1. The confectioner’s cottage, the rat farm, the tomb in the eastern wilderness, the ogre lair, and the mines in the eastern wilderness were all “mini” dungeons. If you played those areas, you know that while they were small, they could still represent a chunk of time and gameplay.

2. The Pit O’ Doom, Temple of Pokmor Xang, Order of Cryptus tower, etc. were medium-sized dungeons. I guess the minotaur maze was also more “medium-sized,” but the confusing geometry made it feel large.

3. Goblinville, the Hobgoblin Bunker, the main Tower of Almost Certain Death, Lizardman Lair were all “large” dungeons. Goblinville and the tower were pretty much a totally different category on their own, as they were *huge*.

Also – using the jargon of adventurers -you can read up on the different classifications of dungeons in the strategy guide, or right here.

So here we go – a few specific rules for Frayed Knights map creation!

#1 – Create “Set Piece” Areas
Most of each dungeon will be made of tiles mixed with details. This makes it very easy to build the dungeon, but can come off looking pretty repetitive pretty easily (and makes Kevin very bored). Each dungeon should have a few “set piece” areas that are unique and may need custom geometry to build. Mini-dungeons should have at least one, and larger dungeons should have several (probably about 2-3 for a medium, and 3-5 for a large dungeon). Not only do they make the dungeons more interesting, they help provide the player with a visual reference for orienting themselves when exploring.

#2 – Easy Egress
Once the dungeon has been “cleared”, the final boss dead, the final treasure room looted – there should be a rapid means of egress from the larger dungeons. The player should usually not have to spend too much time backtracking to get back to the entrance. A barred door to a shortcut, a teleporter back to the entrance, a “back door,” a cliff drop back to the main hall… something like that. Arrange your dungeon so there’s a shortcut to the exit once players have “completed” the dungeon. It’s gamey, I know, but in a dice & paper games you’d simply fade to black here and say, “You exit the dungeon and go back to town” or something.
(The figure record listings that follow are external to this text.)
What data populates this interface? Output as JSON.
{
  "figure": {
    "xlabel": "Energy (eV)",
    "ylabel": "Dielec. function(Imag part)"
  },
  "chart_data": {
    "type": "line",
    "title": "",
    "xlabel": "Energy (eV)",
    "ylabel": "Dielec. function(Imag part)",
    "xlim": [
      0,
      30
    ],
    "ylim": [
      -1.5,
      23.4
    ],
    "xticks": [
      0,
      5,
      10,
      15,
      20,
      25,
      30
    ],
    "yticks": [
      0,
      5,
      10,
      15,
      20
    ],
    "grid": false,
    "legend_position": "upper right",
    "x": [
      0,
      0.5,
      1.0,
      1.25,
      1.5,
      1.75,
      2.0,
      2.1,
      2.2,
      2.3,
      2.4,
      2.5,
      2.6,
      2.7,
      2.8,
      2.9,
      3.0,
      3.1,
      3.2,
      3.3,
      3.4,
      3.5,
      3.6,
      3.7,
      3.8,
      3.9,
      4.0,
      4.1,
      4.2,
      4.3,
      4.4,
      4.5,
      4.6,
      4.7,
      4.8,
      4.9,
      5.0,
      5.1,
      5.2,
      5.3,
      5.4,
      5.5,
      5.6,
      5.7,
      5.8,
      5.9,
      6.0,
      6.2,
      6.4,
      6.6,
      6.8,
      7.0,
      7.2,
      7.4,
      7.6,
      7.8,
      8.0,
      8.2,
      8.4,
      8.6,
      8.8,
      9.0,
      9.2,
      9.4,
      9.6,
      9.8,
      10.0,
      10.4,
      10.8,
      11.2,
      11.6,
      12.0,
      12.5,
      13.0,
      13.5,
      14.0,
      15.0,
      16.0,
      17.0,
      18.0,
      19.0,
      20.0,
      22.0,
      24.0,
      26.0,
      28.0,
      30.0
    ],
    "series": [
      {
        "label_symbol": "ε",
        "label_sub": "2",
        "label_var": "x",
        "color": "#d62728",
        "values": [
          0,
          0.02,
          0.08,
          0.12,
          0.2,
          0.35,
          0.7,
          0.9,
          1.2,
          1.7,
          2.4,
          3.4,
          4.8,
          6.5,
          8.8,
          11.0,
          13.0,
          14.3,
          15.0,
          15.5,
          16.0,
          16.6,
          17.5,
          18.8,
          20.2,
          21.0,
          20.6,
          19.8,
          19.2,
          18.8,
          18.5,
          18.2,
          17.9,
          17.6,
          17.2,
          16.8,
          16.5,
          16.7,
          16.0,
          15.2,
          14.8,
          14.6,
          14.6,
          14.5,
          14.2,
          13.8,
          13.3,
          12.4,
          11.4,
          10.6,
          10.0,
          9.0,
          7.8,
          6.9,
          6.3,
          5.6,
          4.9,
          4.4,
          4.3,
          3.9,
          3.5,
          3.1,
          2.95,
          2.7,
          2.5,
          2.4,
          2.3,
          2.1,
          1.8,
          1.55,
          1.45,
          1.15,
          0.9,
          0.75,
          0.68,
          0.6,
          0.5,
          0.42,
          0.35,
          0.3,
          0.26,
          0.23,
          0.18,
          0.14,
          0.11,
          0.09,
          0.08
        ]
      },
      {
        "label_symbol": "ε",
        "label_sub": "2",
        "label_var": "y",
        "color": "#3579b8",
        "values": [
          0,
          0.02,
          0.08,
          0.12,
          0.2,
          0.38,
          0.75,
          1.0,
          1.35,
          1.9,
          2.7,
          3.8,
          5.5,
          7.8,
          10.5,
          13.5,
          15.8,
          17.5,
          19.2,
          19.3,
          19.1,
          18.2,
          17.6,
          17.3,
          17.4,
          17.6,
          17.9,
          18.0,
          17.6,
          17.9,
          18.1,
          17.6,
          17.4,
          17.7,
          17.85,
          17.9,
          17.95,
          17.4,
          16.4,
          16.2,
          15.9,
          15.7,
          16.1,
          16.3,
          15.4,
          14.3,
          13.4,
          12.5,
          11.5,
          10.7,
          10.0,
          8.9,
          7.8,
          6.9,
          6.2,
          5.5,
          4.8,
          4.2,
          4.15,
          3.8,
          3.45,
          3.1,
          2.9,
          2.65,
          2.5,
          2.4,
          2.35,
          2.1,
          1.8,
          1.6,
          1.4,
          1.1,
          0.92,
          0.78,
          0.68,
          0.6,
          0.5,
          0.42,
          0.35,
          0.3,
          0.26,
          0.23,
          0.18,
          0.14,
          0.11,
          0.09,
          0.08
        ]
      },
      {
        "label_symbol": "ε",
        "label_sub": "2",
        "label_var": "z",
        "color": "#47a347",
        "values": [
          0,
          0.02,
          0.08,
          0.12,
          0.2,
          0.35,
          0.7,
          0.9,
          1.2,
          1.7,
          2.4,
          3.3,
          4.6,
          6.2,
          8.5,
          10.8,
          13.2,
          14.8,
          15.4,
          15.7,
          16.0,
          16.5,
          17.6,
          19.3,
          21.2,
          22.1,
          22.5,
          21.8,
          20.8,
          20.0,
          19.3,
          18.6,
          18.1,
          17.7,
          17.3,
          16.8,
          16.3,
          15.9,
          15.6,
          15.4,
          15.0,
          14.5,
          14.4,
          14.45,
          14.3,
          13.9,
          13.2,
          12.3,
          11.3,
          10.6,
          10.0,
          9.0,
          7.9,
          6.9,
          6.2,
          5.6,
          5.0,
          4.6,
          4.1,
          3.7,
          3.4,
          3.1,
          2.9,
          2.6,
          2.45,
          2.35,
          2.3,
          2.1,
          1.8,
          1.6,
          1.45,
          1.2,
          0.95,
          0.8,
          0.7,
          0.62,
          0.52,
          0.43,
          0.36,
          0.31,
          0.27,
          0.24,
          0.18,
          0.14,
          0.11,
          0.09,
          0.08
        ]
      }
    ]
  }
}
#3 – At Least One Unusual Combat Encounter
Unless combat is exceptionally scarce in your map (it’s a “class C or D” dungeon), try to have at least one combat take place in unusual circumstances, which change the rules a little or require the player to change up their strategy a little. In FK1, we had a boss encounter with (potentially) waves of opponents; archers that shot the party if they approached from the front to engage in combat with them; an encounter where the hobgoblins made the party battle in a puddle of oil they set on fire (causing fire damage each turn to the party), a foiled ogre ambush, etc. You could have windy areas where missile attacks don’t work well, etc. Anti-magic is a possibility, but it can be frustrating.

For large dungeons, you should have two or more combat encounters with unusual circumstances. Again, they don’t have to be BIG (and in some cases, just having a unique monster variant might do the trick), but they should be interesting and require perhaps a bit of adaptation on the player’s part.